Bug 1849728

Summary: Cluster fails to come up on OVN-kubernetes with hybridOverlayConfig
Product: OpenShift Container Platform Reporter: ravig <rgudimet>
Component: NetworkingAssignee: Jacob Tanenbaum <jtanenba>
Networking sub component: ovn-kubernetes QA Contact: Anurag saxena <anusaxen>
Status: CLOSED ERRATA Docs Contact:
Severity: urgent    
Priority: unspecified CC: aconstan, aravindh, sdodson
Version: 4.6   
Target Milestone: ---   
Target Release: 4.6.0   
Hardware: Unspecified   
OS: Unspecified   
Whiteboard:
Fixed In Version: Doc Type: If docs needed, set a value
Doc Text:
Story Points: ---
Clone Of: Environment:
Last Closed: 2020-10-27 16:08:40 UTC Type: Bug
Regression: --- Mount Type: ---
Documentation: --- CRM:
Verified Versions: Category: ---
oVirt Team: --- RHEL 7.3 requirements from Atomic Host:
Cloudforms Team: --- Target Upstream Version:
Embargoed:

Description ravig 2020-06-22 16:37:25 UTC
Description of problem:

Cluster is failing to come up frequently with the following error when OVNKubernetes is used:



Cluster operator etcd Degraded is True with InstallerPodContainerWaiting_ContainerCreating::InstallerPodNetworking_FailedCreatePodSandBox: InstallerPodContainerWaitingDegraded: Pod \"installer-3-ip-10-0-214-132.us-east-2.compute.internal\" on node \"ip-10-0-214-132.us-east-2.compute.internal\" container \"installer\" is waiting for 29m13.564092979s because \"\"\nInstallerPodNetworkingDegraded: Pod \"installer-3-ip-10-0-214-132.us-east-2.compute.internal\" on node \"ip-10-0-214-132.us-east-2.compute.internal\" observed degraded networking: Failed to create pod sandbox: rpc error: code = Unknown desc = failed to create pod network sandbox k8s_installer-3-ip-10-0-214-132.us-east-2.compute.internal_openshift-etcd_344b6f2c-def3-4be4-971b-e4e0257a4d80_0(b6409b47cb699f331600ad52233d5ccb808d8e6c98361c33c2edea22a620ccc1): Multus: [openshift-etcd/installer-3-ip-10-0-214-132.us-east-2.compute.internal]: error adding container to network \"ovn-kubernetes\": delegateAdd: error invoking confAdd - \"ovn-k8s-cni-overlay\": error in getting result from AddNetwork: CNI request failed with status 400: '[openshift-etcd/installer-3-ip-10-0-214-132.us-east-2.compute.internal] failed to get pod annotation: timed out waiting for the condition\nInstallerPodNetworkingDegraded: 


We're noticing this frequently in our CI as well:

https://search.apps.build01.ci.devcluster.openshift.com/?search=error+in+getting+result+from+AddNetwork%3A+CNI+request+failed+with+status+400%3A&maxAge=48h&context=1&type=bug%2Bjunit&name=&maxMatches=5&maxBytes=20971520&groupBy=job


Version-Release number of selected component (if applicable):


How reproducible:
Very frequently.

Steps to Reproduce:
1.
2.
3.

Actual results:
OCP cluster creation fails

Expected results:
OCP comes up with OVNKubernetes as network type

Additional info:

Comment 2 Anurag saxena 2020-06-22 19:32:02 UTC
Worth to wait for https://github.com/openshift/machine-config-operator/pull/1830 to present in CI or nightly and check installation again.
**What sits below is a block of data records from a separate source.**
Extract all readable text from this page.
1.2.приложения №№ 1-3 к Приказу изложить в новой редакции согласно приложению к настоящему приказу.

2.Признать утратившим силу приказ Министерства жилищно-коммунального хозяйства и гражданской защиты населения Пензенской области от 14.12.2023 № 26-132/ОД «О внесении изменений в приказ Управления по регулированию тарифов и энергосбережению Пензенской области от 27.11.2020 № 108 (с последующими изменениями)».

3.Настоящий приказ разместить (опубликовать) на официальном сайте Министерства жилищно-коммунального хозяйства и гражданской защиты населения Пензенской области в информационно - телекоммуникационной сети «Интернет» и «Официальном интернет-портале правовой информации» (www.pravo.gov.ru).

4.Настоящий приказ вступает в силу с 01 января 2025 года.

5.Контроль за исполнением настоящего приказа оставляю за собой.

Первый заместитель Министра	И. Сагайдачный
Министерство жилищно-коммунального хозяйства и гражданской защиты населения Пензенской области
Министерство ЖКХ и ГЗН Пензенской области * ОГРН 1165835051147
Comment 3 Aravindh Puthiyaparambil 2020-06-22 20:15:14 UTC
CI has already picked it up and we still the issue in our PRs. The nightly has still not picked it up but that should not affect the PRs.

Comment 4 Anurag saxena 2020-06-22 21:15:57 UTC
Thanks Aravindh. I had a successful install on 4.6.0-0.ci-2020-06-22-171752 for just networkType: OVNKubernetes on AWS. Does this bug pertained to hybrid config along with OVNKubrnetes networktype?

So two questions

1) Was this bug opened on a specific platform?
2) Did your install-config used hybrid config as well?

Comment 5 Aravindh Puthiyaparambil 2020-06-22 21:47:58 UTC
> Thanks Aravindh. I had a successful install on 4.6.0-0.ci-2020-06-22-171752
> for just networkType: OVNKubernetes on AWS. Does this bug pertained to
> hybrid config along with OVNKubrnetes networktype?

This pertains to OVN hybrid.

> 
> So two questions
> 
> 1) Was this bug opened on a specific platform?

Given we are seeing this in CI, it would be OVN hybrid on AWS.

> 2) Did your install-config used hybrid config as well?

Yes

Comment 6 Anurag saxena 2020-06-26 19:43:38 UTC
Correcting the bug title to reflect actual issue

Comment 11 errata-xmlrpc 2020-10-27 16:08:40 UTC
Since the problem described in this bug report should be
resolved in a recent advisory, it has been closed with a
resolution of ERRATA.

For information on the advisory (OpenShift Container Platform 4.6 GA Images), and where to find the updated
files, follow the link below.

If the solution does not work for you, open a new bug report.

https://access.redhat.com/errata/RHBA-2020:4196